…is me! My name is Soxna Aan Faal (pronunciation key: the “x” is pronounced with a nasal-y “h”, Aan is like “ah-n”, and Faal is like “fall”, which is also how I’ve seen it spelled on my brother’s army ID). I am named after my mom, so everyone jokes that my brothers are my sons, etc. (sort of a standard family thing here, to refer to your husband’s sisters as your sisters and your dad’s brothers as your dads, etc.). My parents are on the older side, so my oldest brother, Modou, is essentially the man in charge at home, because he’s the oldest and because he’s the bread maker (he farms and is a taxi driver). He’s married and has 3 kids (the youngest is a beautiful little baby). I have another brother who lives at home, too, and 2 women who might be my sisters (I think one is actually married to another brother of mine who doesn’t live at home or something…not sure).

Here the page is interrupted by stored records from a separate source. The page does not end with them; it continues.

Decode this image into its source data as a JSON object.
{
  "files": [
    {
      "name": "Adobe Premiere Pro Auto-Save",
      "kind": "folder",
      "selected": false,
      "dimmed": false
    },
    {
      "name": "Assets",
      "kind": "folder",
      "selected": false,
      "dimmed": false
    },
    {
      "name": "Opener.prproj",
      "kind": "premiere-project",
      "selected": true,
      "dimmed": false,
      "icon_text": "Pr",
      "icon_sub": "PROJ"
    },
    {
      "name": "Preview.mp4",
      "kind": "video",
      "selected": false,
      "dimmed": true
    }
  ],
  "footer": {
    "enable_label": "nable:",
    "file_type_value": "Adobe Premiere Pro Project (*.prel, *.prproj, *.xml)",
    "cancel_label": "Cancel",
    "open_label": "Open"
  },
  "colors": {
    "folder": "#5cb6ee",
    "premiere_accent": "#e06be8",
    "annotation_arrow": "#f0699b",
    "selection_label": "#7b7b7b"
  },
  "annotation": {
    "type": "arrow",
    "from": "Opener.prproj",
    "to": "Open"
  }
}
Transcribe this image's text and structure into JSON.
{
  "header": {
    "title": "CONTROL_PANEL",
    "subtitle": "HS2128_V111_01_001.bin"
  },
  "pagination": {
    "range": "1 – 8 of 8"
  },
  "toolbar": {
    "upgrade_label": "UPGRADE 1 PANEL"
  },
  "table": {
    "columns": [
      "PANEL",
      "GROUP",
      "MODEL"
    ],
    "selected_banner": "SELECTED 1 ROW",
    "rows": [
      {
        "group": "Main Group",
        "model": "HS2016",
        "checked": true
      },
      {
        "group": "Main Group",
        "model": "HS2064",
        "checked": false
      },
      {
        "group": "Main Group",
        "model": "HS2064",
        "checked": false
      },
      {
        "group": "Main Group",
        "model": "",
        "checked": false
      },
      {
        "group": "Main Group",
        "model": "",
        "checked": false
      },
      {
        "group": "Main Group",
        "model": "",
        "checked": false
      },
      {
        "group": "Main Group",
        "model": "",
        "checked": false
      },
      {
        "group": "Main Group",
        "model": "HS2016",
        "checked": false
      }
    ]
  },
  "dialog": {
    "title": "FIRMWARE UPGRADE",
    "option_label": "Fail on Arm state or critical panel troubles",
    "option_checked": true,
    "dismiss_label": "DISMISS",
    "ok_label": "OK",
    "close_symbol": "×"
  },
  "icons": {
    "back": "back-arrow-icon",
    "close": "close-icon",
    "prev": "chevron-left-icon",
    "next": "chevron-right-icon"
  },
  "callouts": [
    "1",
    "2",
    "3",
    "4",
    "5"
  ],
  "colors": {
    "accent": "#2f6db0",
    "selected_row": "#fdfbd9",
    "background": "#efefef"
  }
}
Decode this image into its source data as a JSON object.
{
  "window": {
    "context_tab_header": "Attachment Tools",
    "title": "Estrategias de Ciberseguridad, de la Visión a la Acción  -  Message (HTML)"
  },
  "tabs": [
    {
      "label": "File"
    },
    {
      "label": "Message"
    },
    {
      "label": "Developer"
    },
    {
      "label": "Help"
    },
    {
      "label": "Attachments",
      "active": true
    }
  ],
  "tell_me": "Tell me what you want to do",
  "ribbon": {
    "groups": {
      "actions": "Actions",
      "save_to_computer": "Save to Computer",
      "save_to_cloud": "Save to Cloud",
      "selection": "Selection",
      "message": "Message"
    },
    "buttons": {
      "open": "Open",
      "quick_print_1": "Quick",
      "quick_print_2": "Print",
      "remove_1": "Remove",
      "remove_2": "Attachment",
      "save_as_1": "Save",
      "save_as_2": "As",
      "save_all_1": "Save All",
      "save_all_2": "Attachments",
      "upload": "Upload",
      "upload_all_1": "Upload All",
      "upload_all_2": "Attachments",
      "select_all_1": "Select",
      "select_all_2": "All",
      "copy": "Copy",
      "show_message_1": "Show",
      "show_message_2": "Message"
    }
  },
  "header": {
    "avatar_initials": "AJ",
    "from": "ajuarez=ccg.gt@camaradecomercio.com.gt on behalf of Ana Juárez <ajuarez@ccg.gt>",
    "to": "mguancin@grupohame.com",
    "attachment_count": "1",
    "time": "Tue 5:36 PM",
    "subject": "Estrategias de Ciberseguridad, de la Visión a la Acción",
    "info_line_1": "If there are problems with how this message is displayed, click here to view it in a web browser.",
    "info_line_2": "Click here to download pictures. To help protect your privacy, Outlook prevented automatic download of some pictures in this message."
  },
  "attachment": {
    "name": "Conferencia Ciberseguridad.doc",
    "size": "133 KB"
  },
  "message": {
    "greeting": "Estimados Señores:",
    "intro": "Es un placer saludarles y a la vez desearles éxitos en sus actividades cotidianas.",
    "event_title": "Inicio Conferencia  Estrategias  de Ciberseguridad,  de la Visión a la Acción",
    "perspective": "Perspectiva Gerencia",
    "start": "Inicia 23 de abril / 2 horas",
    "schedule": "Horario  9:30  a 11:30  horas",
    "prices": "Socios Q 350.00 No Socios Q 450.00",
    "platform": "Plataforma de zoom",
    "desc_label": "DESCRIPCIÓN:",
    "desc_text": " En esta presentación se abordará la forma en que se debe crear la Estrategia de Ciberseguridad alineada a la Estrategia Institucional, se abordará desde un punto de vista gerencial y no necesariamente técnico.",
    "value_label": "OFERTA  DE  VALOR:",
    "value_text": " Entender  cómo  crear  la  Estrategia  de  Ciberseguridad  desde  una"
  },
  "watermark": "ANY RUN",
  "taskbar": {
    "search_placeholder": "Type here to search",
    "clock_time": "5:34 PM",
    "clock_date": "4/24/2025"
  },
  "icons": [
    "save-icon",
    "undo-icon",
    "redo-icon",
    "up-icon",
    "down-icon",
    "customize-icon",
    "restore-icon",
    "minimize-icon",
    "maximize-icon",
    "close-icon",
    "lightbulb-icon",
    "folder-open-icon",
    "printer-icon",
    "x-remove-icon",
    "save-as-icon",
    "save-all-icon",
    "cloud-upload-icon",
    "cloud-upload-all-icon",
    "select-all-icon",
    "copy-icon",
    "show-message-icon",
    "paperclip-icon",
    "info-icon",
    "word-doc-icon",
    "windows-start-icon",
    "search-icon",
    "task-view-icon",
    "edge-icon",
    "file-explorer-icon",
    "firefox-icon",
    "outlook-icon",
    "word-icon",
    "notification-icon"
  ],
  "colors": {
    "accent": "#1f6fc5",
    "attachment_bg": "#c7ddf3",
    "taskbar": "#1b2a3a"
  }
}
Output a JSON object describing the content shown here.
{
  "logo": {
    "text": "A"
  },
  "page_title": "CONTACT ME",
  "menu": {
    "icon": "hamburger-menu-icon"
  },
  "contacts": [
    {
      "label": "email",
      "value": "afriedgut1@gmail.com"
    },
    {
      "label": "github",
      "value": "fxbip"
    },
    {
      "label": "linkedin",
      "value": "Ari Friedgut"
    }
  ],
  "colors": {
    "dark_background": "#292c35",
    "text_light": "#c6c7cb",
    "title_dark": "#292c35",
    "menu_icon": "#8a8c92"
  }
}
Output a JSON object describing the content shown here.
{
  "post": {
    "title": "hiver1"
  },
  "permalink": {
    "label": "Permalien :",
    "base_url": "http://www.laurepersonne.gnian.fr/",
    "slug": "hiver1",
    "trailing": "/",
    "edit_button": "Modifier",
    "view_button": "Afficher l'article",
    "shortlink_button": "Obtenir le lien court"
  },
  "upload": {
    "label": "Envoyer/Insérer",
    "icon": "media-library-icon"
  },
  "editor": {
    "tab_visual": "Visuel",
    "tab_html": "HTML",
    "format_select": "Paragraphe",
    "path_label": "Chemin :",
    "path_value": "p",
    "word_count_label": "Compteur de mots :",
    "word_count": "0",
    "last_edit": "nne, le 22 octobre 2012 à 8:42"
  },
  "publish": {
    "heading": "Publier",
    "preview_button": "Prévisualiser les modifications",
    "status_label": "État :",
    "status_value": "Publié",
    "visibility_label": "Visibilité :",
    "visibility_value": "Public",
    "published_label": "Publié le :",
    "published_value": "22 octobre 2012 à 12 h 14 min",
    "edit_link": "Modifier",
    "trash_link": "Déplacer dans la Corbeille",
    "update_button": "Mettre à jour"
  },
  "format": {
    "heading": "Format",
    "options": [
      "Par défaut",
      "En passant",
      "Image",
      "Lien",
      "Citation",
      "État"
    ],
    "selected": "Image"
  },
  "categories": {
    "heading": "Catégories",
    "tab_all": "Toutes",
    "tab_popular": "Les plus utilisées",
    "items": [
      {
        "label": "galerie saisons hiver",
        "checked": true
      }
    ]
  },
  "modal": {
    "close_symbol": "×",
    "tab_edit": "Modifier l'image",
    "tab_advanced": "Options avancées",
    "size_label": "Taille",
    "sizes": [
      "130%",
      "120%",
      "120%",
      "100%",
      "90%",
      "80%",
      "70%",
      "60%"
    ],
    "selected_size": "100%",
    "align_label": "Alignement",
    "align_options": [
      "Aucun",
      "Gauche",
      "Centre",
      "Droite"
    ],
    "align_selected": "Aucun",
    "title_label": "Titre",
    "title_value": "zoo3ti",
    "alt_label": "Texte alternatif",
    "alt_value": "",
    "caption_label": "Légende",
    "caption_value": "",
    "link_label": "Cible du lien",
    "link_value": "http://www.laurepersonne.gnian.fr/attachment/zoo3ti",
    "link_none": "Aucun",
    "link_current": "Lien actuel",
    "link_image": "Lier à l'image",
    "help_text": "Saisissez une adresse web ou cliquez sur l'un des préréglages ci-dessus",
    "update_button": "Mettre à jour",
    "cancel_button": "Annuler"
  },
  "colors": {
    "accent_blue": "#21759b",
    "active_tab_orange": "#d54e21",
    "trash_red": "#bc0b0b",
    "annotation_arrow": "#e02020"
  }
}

There is also another family who lives in our compound, and the dad helps out in the fields I think. They have 2 beautiful little kids, and the girl is incredibly helpful to her mother and everyone actually.
I don’t really know where to begin for what to say about the past week. It has been a mix of highs and lows, but mainly a steady mid-high. I spend my mornings with the 3 other trainees in my village learning Wolof with our Peace Corps LCF trainer, Bamba, who is great. Then we usually head to our respective homes for lunch. I typically sit under a mango tree with various members of my family and friends and have lunch mid-afternoon around 2 or 2:30, and then tea…lots of tea. It’s great, though. My brother makes really good tea – awesome mix of tea, mint, and sugar (lots of sugar). Around 4:30 we’d head out to the community garden and work on our demonstration plots for a vegetable garden and tree nursery until about 7 or so. Then we’d go home and chill out before dinner in the dark around 8 or 8:30. Then more chilling before bed around 10:30 or so. Lots of chilling, which is nice since it’s been hot – not super hot, but enough so I start sweating doing just about anything besides sitting/laying under the mango tree. The storms have been great – it’s rained almost every day. One night it stormed around 2am and it was awesome. The wind was so wild that the door to my bedroom blew open! It’s been good I have been dreaming in English, French, and Wolof since I had to try to tell my brother that my door was open not because I had forgotten to close my door but rather because of the wind – conversation a mix of French and Wolof, plus some random English words thrown in when I didn’t know what I was saying while I was half asleep. :)
My Wolof is gradually getting better. That is definitely the most frustrating part of the homestay – not being able to communicate with my family very well at all. Luckily my brother and several other people (almost all men) know French pretty well in the village so I can have conversations with them and also verify my Wolof. I can’t wait until I can actually communicate more than simple greetings and phrases like “I’m going to Bamba’s house for class” or “I’m going to the garden” in Wolof. Patience, persistence, and an enormous amount of laughter are absolutely a must when it comes to this situation. I think I’ve had enough practice with the patience and persistence pieces from other aspects of my life; and it’s hard not to laugh at myself when I completely butcher words left and right, causing puzzled looks on the faces of my family, and when I’m sitting under a mango tree in Africa. Yes, that’s the hidden romantic in me speaking.
But it’s not all laughter and mangoes here. There is real poverty, though my family probably wouldn’t ever say it. I had a long conversation in French with a good friend of my brother’s about how he had quit school because he wasn’t that great at it and because he needed to work to support his family and now he really regrets not staying in school. It’s like that all over Africa, he said – and the world, I said. And though there is more community here than I’ve ever felt in my life, there is also hierarchy and privileges for some. And though everyone (for the most part) loves the kids and watches out for them and feeds/cleans/clothes them, there is also little hesitation when it comes to disciplining them. I hesitate to write this because I don’t want anyone to get the wrong idea about Senegalese people, but it’s true: the taboo about hitting a child in the US does not exist here. This type of discipline doesn’t always happen and not every parent does it, but it’s not looked down upon the same here as it is in the states. Also, cleanliness here is on a completely different level than back home, though I’m of the mindset that whatever doesn’t kill you only makes you stronger. The kids here definitely have stronger immune systems than kids in the US. (Just wish it wasn’t true that so many kids die in Africa because of very preventable/curable illnesses such as diarrhea.)
I hope to have time to write a few more thoughts here in the next couple days while we’re back in Thiès, but I can’t make any promises. Though I sometimes wonder what I do with hours during my day, I always seem to be busy, and I’m sure the next few days won’t be an exception.
Oh, I miss the mint tea -- my favorite is the second brewing. I left just as the storms were starting, but I remember what they can be like -- stay safe!